This article examines recent cases that have significantly expanded the ability of law firms to claim attorney-client privilege for communications with their designated in-firm general counsel. These cases have relevance even to lawyers practicing in firms too small to warrant the appointment of an in-firm general counsel. This is because many of the earlier cases denied the privilege for communications within law firms based on adoption of a “current client” or “fiduciary” exception, and, based on the same theory, some of those earlier cases cast doubt on the availability of the privilege even with respect to communications with outside counsel. The two recent cases dealing with the in-firm privilege are RFF Family Partnership v. Burns & Levinson, 465 Mass. 702 (July 10, 2013), and St. Simons Waterfront v. Hunter, Maclean, Exley & Dunn, — S.E.2d —, 2013 WL 3475328 (Ga. July 11, 2013).
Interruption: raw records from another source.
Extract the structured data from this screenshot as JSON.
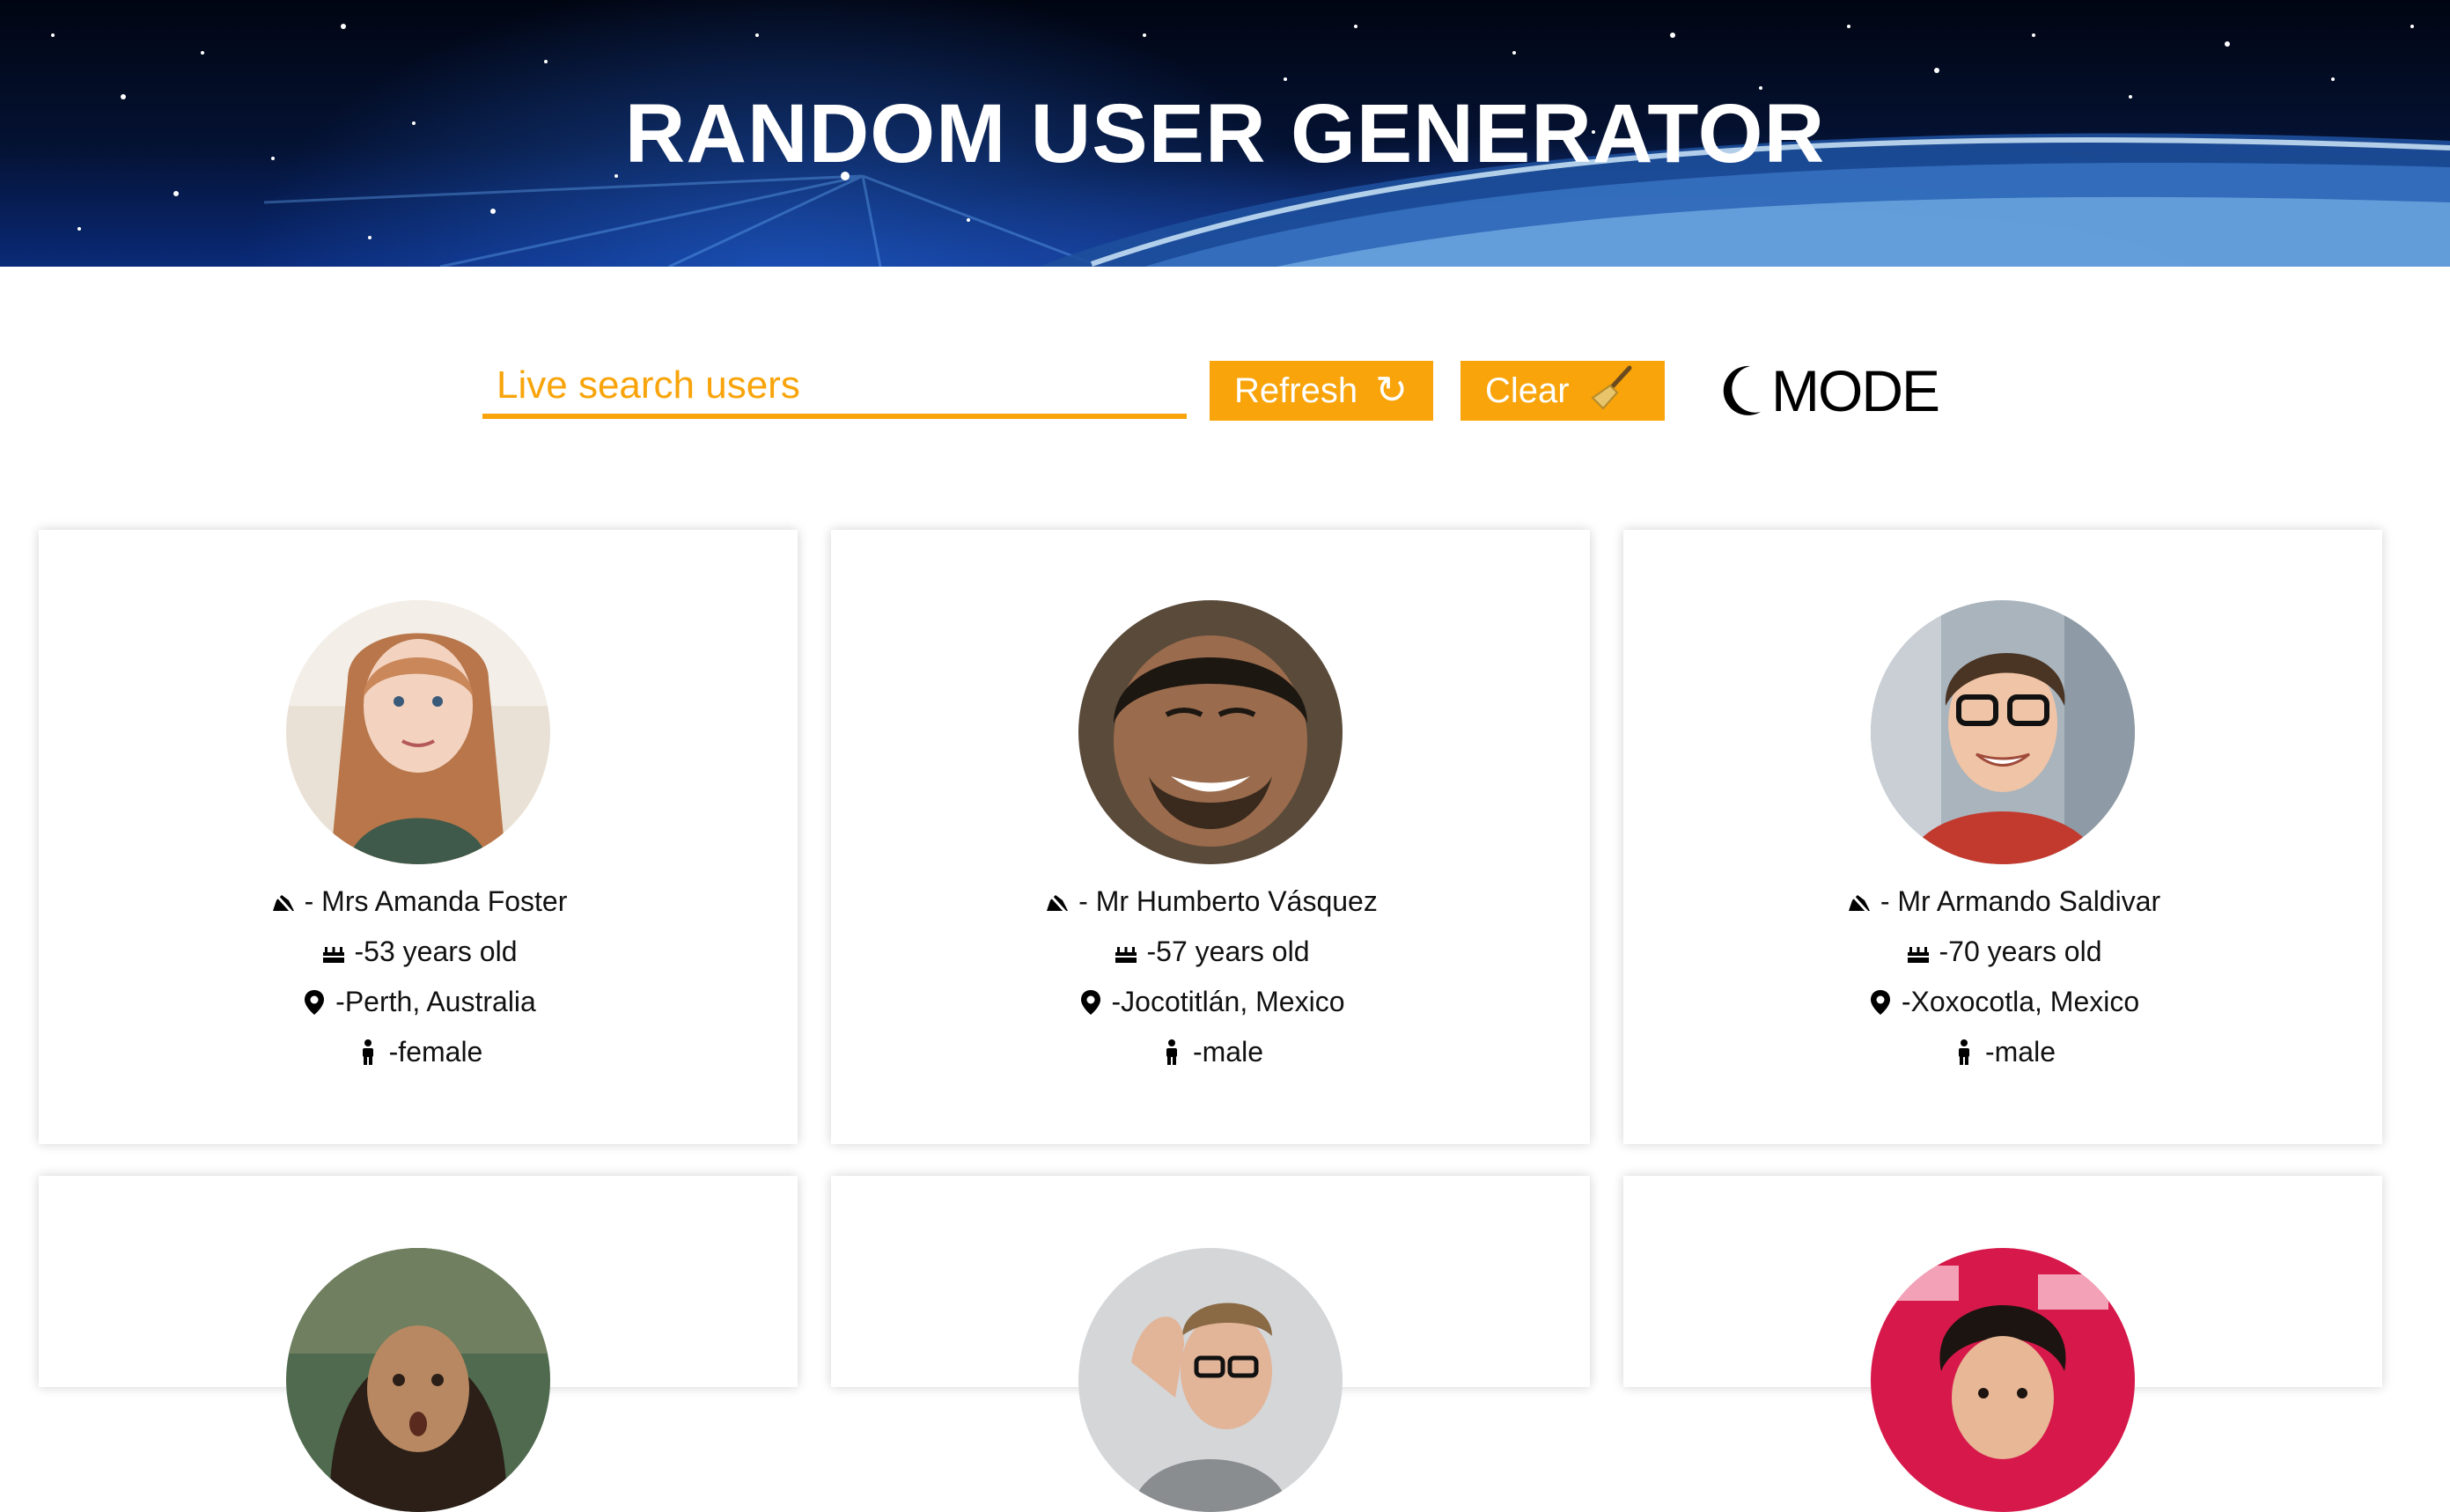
{
  "header": {
    "title": "RANDOM USER GENERATOR"
  },
  "controls": {
    "search_placeholder": "Live search users",
    "refresh_label": "Refresh",
    "refresh_icon": "refresh-icon",
    "clear_label": "Clear",
    "clear_icon": "broom-icon",
    "mode_label": "MODE",
    "mode_icon": "moon-icon"
  },
  "colors": {
    "accent": "#f8a40a",
    "header_dark": "#041233"
  },
  "users": [
    {
      "name": "- Mrs Amanda Foster",
      "age": "-53 years old",
      "location": "-Perth, Australia",
      "gender": "-female"
    },
    {
      "name": "- Mr Humberto Vásquez",
      "age": "-57 years old",
      "location": "-Jocotitlán, Mexico",
      "gender": "-male"
    },
    {
      "name": "- Mr Armando Saldivar",
      "age": "-70 years old",
      "location": "-Xoxocotla, Mexico",
      "gender": "-male"
    },
    {
      "name": "",
      "age": "",
      "location": "",
      "gender": ""
    },
    {
      "name": "",
      "age": "",
      "location": "",
      "gender": ""
    },
    {
      "name": "",
      "age": "",
      "location": "",
      "gender": ""
    }
  ]
}
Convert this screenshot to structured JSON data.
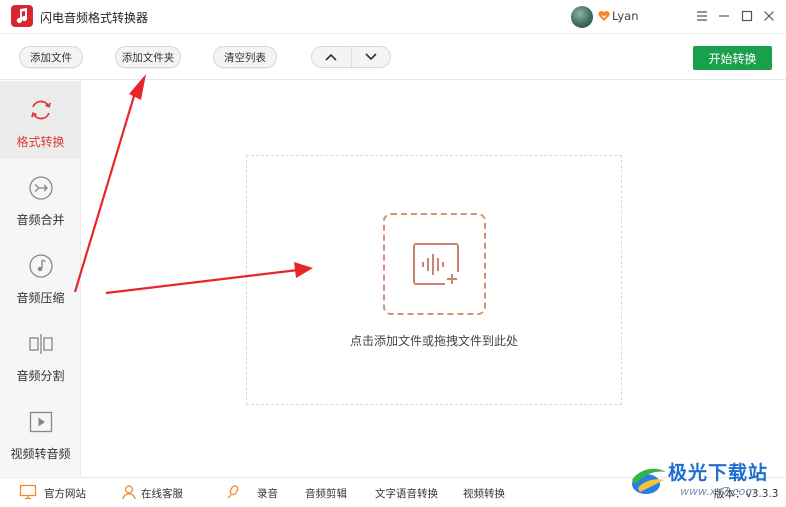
{
  "window": {
    "title": "闪电音频格式转换器",
    "username": "Lyan"
  },
  "toolbar": {
    "add_file": "添加文件",
    "add_folder": "添加文件夹",
    "clear_list": "清空列表",
    "start": "开始转换"
  },
  "sidebar": {
    "items": [
      {
        "label": "格式转换",
        "icon": "refresh-icon",
        "active": true
      },
      {
        "label": "音频合并",
        "icon": "merge-icon",
        "active": false
      },
      {
        "label": "音频压缩",
        "icon": "music-note-icon",
        "active": false
      },
      {
        "label": "音频分割",
        "icon": "split-icon",
        "active": false
      },
      {
        "label": "视频转音频",
        "icon": "play-icon",
        "active": false
      }
    ]
  },
  "main": {
    "drop_hint": "点击添加文件或拖拽文件到此处"
  },
  "footer": {
    "website": "官方网站",
    "support": "在线客服",
    "record": "录音",
    "audio_edit": "音频剪辑",
    "tts": "文字语音转换",
    "video_convert": "视频转换",
    "version": "版本：v3.3.3"
  },
  "watermark": {
    "cn": "极光下载站",
    "en": "www.xz7.com"
  },
  "colors": {
    "accent_red": "#e03a3a",
    "start_green": "#1aa04c",
    "drop_orange": "#d79178",
    "annotation_red": "#e8262a"
  }
}
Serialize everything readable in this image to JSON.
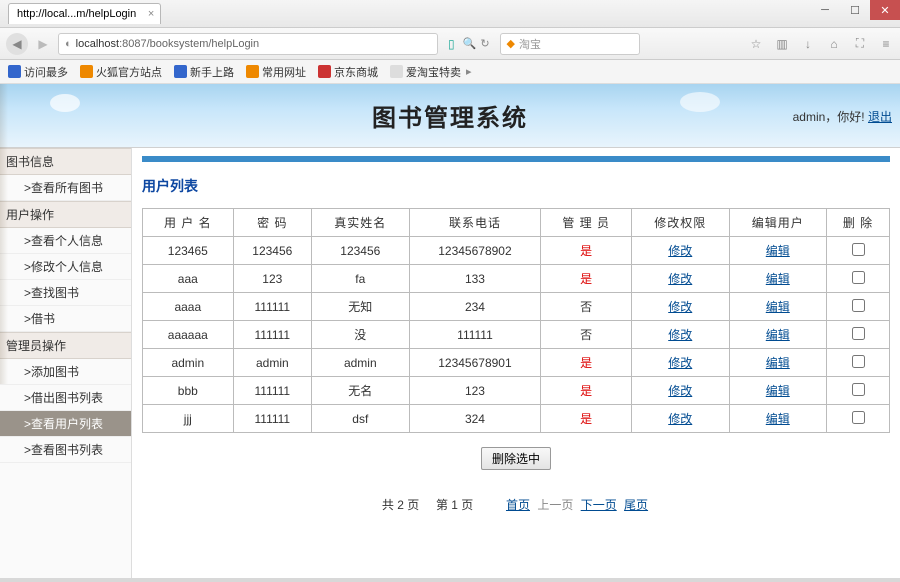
{
  "browser": {
    "tab_title": "http://local...m/helpLogin",
    "url_prefix": "localhost",
    "url_port": ":8087",
    "url_path": "/booksystem/helpLogin",
    "search_placeholder": "淘宝",
    "bookmarks": [
      "访问最多",
      "火狐官方站点",
      "新手上路",
      "常用网址",
      "京东商城",
      "爱淘宝特卖"
    ]
  },
  "header": {
    "system_title": "图书管理系统",
    "greeting_user": "admin",
    "greeting_suffix": "，你好!",
    "logout": "退出"
  },
  "sidebar": {
    "groups": [
      {
        "title": "图书信息",
        "items": [
          ">查看所有图书"
        ]
      },
      {
        "title": "用户操作",
        "items": [
          ">查看个人信息",
          ">修改个人信息",
          ">查找图书",
          ">借书"
        ]
      },
      {
        "title": "管理员操作",
        "items": [
          ">添加图书",
          ">借出图书列表",
          ">查看用户列表",
          ">查看图书列表"
        ]
      }
    ],
    "active": ">查看用户列表"
  },
  "content": {
    "list_title": "用户列表",
    "columns": [
      "用 户 名",
      "密  码",
      "真实姓名",
      "联系电话",
      "管 理 员",
      "修改权限",
      "编辑用户",
      "删  除"
    ],
    "rows": [
      {
        "username": "123465",
        "password": "123456",
        "realname": "123456",
        "phone": "12345678902",
        "admin": "是",
        "modify": "修改",
        "edit": "编辑"
      },
      {
        "username": "aaa",
        "password": "123",
        "realname": "fa",
        "phone": "133",
        "admin": "是",
        "modify": "修改",
        "edit": "编辑"
      },
      {
        "username": "aaaa",
        "password": "111111",
        "realname": "无知",
        "phone": "234",
        "admin": "否",
        "modify": "修改",
        "edit": "编辑"
      },
      {
        "username": "aaaaaa",
        "password": "111111",
        "realname": "没",
        "phone": "111111",
        "admin": "否",
        "modify": "修改",
        "edit": "编辑"
      },
      {
        "username": "admin",
        "password": "admin",
        "realname": "admin",
        "phone": "12345678901",
        "admin": "是",
        "modify": "修改",
        "edit": "编辑"
      },
      {
        "username": "bbb",
        "password": "111111",
        "realname": "无名",
        "phone": "123",
        "admin": "是",
        "modify": "修改",
        "edit": "编辑"
      },
      {
        "username": "jjj",
        "password": "111111",
        "realname": "dsf",
        "phone": "324",
        "admin": "是",
        "modify": "修改",
        "edit": "编辑"
      }
    ],
    "delete_selected": "删除选中",
    "pagination": {
      "total_pages_label": "共 2 页",
      "current_page_label": "第 1 页",
      "first": "首页",
      "prev": "上一页",
      "next": "下一页",
      "last": "尾页"
    }
  }
}
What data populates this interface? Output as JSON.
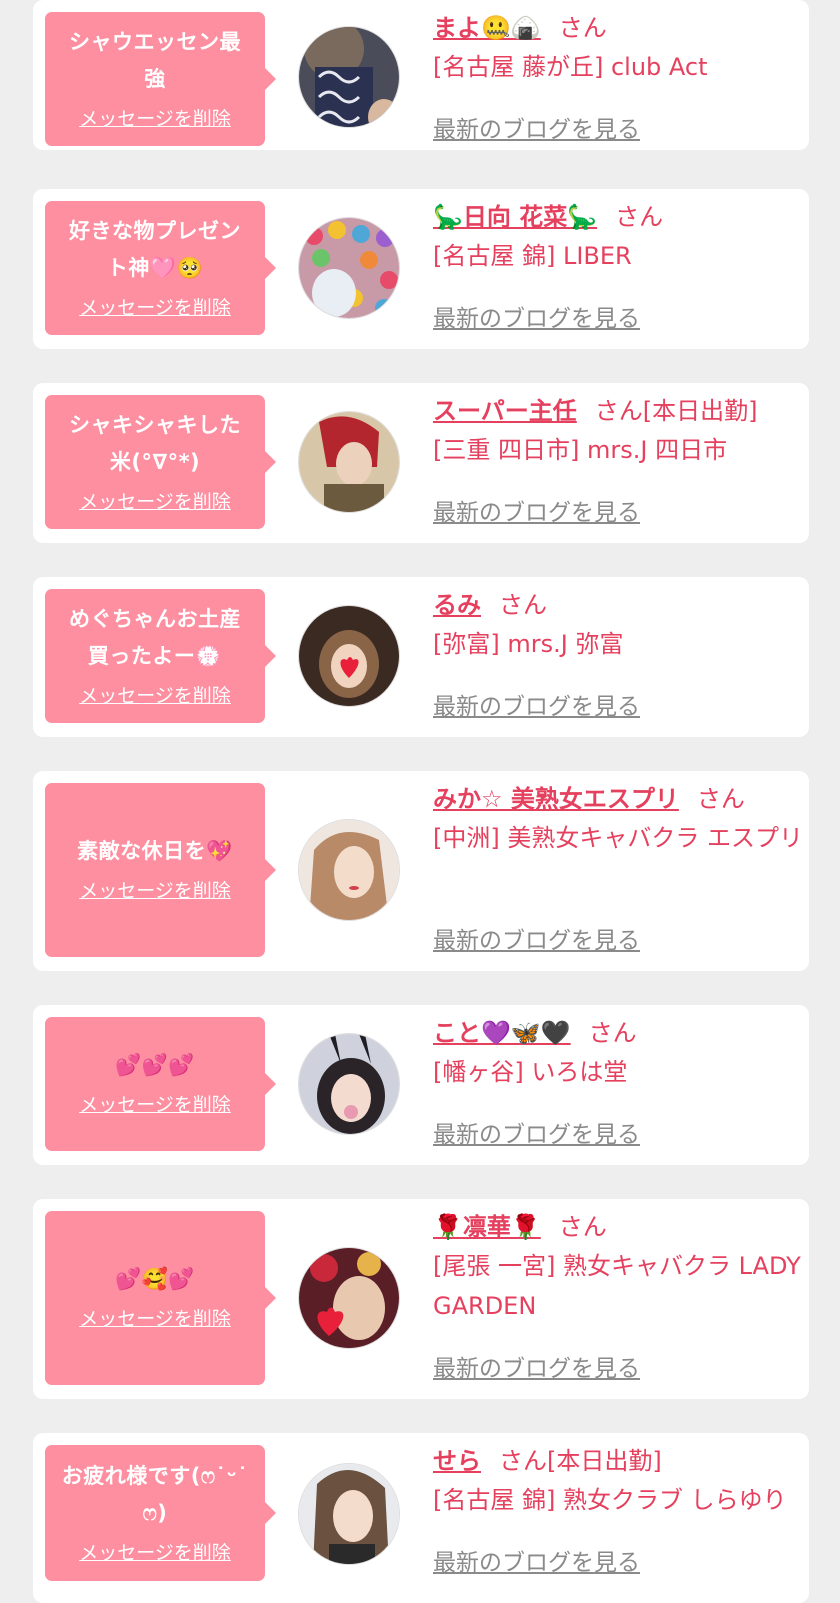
{
  "delete_label": "メッセージを削除",
  "blog_label": "最新のブログを見る",
  "honorific": "さん",
  "colors": {
    "background": "#eeeeee",
    "card": "#ffffff",
    "bubble": "#fd8fa0",
    "accent": "#e5415f",
    "blog_link": "#8a8a8a"
  },
  "messages": [
    {
      "message": "シャウエッセン最\n強",
      "name": "まよ🤐🍙",
      "status": "",
      "shop": "[名古屋 藤が丘] club Act",
      "avatar": "avatar-photo"
    },
    {
      "message": "好きな物プレゼン\nト神🩷🥺",
      "name": "🦕日向 花菜🦕",
      "status": "",
      "shop": "[名古屋 錦] LIBER",
      "avatar": "avatar-photo"
    },
    {
      "message": "シャキシャキした\n米(°∇°*)",
      "name": "スーパー主任",
      "status": "[本日出勤]",
      "shop": "[三重 四日市] mrs.J 四日市",
      "avatar": "avatar-photo"
    },
    {
      "message": "めぐちゃんお土産\n買ったよー💮",
      "name": "るみ",
      "status": "",
      "shop": "[弥富] mrs.J 弥富",
      "avatar": "avatar-photo"
    },
    {
      "message": "素敵な休日を💖",
      "name": "みか☆ 美熟女エスプリ",
      "status": "",
      "shop": "[中洲] 美熟女キャバクラ エスプリ",
      "avatar": "avatar-photo"
    },
    {
      "message": "💕💕💕",
      "name": "こと💜🦋🖤",
      "status": "",
      "shop": "[幡ヶ谷] いろは堂",
      "avatar": "avatar-photo"
    },
    {
      "message": "💕🥰💕",
      "name": "🌹凛華🌹",
      "status": "",
      "shop": "[尾張 一宮] 熟女キャバクラ LADY GARDEN",
      "avatar": "avatar-photo"
    },
    {
      "message": "お疲れ様です(ෆ˙ᵕ˙\nෆ)",
      "name": "せら",
      "status": "[本日出勤]",
      "shop": "[名古屋 錦] 熟女クラブ しらゆり",
      "avatar": "avatar-photo"
    }
  ]
}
RFF Family Partnership Case

The facts underlying the RFF Family Partnership case were that in April 2007 plaintiff client hired defendant law firm in connection with a commercial foreclosure matter. Nearly a year into the foreclosure, the client sent notice of claim to the law firm alleging legal malpractice. The participating attorneys consulted the law firm’s in-house counsel, a partner designated to respond to ethical questions and risk management issues. Following the consultation, the firm sought to withdraw from the representation. Meanwhile, the client requested that the firm continue with the post-foreclosure sale of the property, and it did so.